The Kensington branch of the Brooklyn Public Library is located at 4207 18th Avenue, near the intersection of Seton Place and East Second Street. It was originally created in 1908 as a "deposit station" with a small collection, and was located at P.S. 134, three blocks east of the current library. Within four years, it had moved twice, and in 1912, it relocated to 770 McDonald Avenue, at the southwest corner of Ditmas Avenue. The library moved again in 1960 to a location four blocks east, on 410 Ditmas Avenue, between East 4th & East 5th Streets. The current facility opened in 2012 at 4207 18th Avenue.

===Schools===
Public schools in Kensington include four public primary schools: P.S. 130 (shared with Windsor Terrace), P.S. 230, P.S. 179, and P.S. 134. There are three middle schools: M.S. 839, J.H.S. 62 and J.H.S. 23. The area has no public high schools. There is also an Orthodox Jewish school called Yeshiva Torah Vodaas.

==Notable people==
- Yisroel Belsky (1938–2016) Rosh Yeshiva of Yeshiva Torah Vodaas a senior kashrut advisor at the Orthodox Union And a leading Jewish halachic decisor.
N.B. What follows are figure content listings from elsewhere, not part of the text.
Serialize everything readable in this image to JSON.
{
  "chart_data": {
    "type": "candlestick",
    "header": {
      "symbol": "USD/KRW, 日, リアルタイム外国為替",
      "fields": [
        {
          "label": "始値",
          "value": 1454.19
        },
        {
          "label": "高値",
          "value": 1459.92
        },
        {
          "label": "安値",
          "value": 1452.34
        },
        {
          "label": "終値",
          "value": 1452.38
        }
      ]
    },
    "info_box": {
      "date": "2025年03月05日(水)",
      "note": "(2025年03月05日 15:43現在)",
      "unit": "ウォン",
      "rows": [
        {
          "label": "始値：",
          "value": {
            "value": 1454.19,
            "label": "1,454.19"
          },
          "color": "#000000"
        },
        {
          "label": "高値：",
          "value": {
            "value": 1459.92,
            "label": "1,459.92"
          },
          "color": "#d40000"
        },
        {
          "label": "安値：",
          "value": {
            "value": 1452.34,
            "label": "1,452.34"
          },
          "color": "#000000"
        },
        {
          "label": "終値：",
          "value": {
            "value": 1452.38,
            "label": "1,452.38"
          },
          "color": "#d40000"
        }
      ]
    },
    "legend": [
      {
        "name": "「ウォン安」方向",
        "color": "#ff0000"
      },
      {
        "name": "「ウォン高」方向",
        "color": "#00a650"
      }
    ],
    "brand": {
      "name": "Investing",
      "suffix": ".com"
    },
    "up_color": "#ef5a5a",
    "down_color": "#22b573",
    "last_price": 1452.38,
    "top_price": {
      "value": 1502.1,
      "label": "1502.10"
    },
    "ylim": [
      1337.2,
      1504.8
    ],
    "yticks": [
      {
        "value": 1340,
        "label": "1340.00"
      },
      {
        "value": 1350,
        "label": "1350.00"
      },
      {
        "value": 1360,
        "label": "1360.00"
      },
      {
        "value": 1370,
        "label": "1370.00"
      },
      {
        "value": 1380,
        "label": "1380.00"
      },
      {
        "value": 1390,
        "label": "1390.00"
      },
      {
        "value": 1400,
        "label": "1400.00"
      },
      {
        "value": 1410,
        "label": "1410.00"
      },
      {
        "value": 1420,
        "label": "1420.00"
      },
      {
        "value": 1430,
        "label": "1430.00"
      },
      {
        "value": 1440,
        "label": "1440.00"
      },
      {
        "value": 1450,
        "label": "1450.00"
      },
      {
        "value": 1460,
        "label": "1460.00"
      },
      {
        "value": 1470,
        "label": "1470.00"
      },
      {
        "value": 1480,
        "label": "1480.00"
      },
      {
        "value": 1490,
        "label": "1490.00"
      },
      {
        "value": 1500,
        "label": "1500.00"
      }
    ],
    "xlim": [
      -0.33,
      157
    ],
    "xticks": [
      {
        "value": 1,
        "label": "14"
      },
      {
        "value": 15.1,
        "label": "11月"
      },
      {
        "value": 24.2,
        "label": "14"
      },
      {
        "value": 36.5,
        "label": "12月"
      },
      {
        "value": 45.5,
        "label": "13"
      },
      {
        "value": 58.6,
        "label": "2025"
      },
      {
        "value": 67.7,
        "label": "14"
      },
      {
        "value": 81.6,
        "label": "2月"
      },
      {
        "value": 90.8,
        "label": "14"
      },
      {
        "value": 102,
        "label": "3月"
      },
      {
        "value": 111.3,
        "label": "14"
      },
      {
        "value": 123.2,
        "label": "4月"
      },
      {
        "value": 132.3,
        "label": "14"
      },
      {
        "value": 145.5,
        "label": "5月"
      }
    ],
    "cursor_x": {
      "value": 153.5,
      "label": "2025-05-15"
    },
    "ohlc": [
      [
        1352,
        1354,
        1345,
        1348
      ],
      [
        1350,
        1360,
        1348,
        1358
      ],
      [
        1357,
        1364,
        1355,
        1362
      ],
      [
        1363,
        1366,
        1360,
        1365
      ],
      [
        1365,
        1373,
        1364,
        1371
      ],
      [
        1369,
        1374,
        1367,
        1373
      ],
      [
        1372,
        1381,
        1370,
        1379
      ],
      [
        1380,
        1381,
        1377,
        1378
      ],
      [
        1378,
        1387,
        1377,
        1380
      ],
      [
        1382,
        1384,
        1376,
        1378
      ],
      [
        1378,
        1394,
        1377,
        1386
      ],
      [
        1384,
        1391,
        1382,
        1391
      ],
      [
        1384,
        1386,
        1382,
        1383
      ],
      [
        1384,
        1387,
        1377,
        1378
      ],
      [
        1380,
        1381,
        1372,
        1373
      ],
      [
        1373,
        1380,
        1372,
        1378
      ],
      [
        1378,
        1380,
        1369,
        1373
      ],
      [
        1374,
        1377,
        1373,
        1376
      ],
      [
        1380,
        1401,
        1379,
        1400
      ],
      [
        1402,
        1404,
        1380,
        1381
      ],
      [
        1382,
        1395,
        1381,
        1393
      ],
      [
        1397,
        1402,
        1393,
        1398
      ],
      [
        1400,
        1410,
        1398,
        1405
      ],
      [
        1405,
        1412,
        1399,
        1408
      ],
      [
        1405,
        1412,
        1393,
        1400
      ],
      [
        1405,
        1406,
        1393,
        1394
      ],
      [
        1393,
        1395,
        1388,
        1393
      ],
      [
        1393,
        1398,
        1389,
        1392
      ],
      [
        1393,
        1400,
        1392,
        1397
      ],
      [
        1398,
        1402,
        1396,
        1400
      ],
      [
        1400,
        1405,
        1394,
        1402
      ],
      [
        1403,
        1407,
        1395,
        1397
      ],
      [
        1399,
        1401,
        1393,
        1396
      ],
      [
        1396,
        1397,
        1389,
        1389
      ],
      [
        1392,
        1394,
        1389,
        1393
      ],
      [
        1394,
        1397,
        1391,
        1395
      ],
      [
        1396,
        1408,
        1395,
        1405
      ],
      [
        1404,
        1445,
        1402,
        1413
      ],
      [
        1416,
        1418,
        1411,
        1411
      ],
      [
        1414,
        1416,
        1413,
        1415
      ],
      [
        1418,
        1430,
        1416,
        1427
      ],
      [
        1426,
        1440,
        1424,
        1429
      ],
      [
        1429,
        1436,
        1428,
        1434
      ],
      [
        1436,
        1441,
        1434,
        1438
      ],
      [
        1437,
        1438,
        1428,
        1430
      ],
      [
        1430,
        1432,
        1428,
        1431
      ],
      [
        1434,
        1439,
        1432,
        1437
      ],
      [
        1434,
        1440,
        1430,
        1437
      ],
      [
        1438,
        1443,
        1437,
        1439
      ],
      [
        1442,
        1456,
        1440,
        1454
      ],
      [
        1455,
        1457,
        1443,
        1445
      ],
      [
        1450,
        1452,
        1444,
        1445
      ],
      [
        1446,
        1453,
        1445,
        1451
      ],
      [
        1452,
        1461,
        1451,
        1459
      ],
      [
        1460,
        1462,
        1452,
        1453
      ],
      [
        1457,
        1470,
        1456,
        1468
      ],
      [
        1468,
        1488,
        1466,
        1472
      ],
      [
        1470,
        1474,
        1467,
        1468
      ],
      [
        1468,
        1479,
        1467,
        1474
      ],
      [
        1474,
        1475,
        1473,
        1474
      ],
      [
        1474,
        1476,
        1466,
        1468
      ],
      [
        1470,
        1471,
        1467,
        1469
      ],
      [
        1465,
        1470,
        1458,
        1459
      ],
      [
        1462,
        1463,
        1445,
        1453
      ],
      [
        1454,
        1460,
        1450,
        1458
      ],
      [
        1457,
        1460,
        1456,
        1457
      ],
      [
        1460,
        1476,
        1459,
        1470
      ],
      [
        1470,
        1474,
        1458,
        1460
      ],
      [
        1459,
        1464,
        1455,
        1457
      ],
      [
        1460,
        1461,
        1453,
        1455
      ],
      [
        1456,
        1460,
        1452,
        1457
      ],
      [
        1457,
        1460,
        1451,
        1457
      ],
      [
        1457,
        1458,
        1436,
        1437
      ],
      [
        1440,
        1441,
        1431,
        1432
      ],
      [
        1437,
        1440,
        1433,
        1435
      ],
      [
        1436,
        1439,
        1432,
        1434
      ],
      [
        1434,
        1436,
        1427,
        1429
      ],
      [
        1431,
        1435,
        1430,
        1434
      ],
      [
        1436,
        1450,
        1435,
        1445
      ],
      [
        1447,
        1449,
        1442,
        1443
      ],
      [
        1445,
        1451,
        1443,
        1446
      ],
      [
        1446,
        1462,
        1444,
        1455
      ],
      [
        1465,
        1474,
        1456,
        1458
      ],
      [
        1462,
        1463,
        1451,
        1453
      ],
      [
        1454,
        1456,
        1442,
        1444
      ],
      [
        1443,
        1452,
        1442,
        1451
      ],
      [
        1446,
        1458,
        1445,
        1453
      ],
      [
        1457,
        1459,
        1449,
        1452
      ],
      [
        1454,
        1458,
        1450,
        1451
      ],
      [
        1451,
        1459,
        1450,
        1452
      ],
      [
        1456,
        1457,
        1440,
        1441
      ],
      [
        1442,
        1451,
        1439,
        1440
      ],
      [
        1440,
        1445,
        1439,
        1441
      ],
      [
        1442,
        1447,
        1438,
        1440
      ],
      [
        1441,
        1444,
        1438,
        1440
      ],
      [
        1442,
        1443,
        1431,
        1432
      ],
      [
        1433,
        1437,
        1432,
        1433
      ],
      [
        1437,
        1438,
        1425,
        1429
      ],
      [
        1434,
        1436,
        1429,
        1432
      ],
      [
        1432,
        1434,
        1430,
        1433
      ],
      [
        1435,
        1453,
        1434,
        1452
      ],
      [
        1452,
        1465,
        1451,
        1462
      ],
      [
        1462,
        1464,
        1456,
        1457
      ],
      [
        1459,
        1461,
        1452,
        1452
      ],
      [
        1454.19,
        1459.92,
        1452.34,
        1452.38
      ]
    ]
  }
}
- Bryce Dessner (born 1976), composer and guitarist.
- Jo Freeman (born 1945), feminist scholar.
- Paul Giannone, founder of the eponymous Paulie Gee's pizzeria in Greenpoint, Brooklyn, New York. Raised in Kensington.
- Sid Luckman (1916–1998), Hall of Fame quarterback for the Chicago Bears from 1939 to 1950; led them to four NFL championships. According to the 1940 Federal Census, Luckman lived at 318 East 8th Street in Kensington.
- Bruce Morrow (born 1935), radio disc jockey known as "Cousin Brucie."
- Gedalia Schorr (1910–1979) Rosh Yeshiva of Yeshiva Torah Vodaas and a leading Jewish scholar.
- Albert Shanker (1928–1997), president of the United Federation of Teachers from 1964 to 1985 and president of the American Federation of Teachers (AFT) from 1974 to 1997.
- Sufjan Stevens (born 1975), singer-songwriter and multi-instrumentalist.
- Frank Terpil (1939–2016), rogue CIA agent, arms trader, international felon.
- Qian Julie Wang (born 1987), civil rights lawyer and author of Beautiful Country.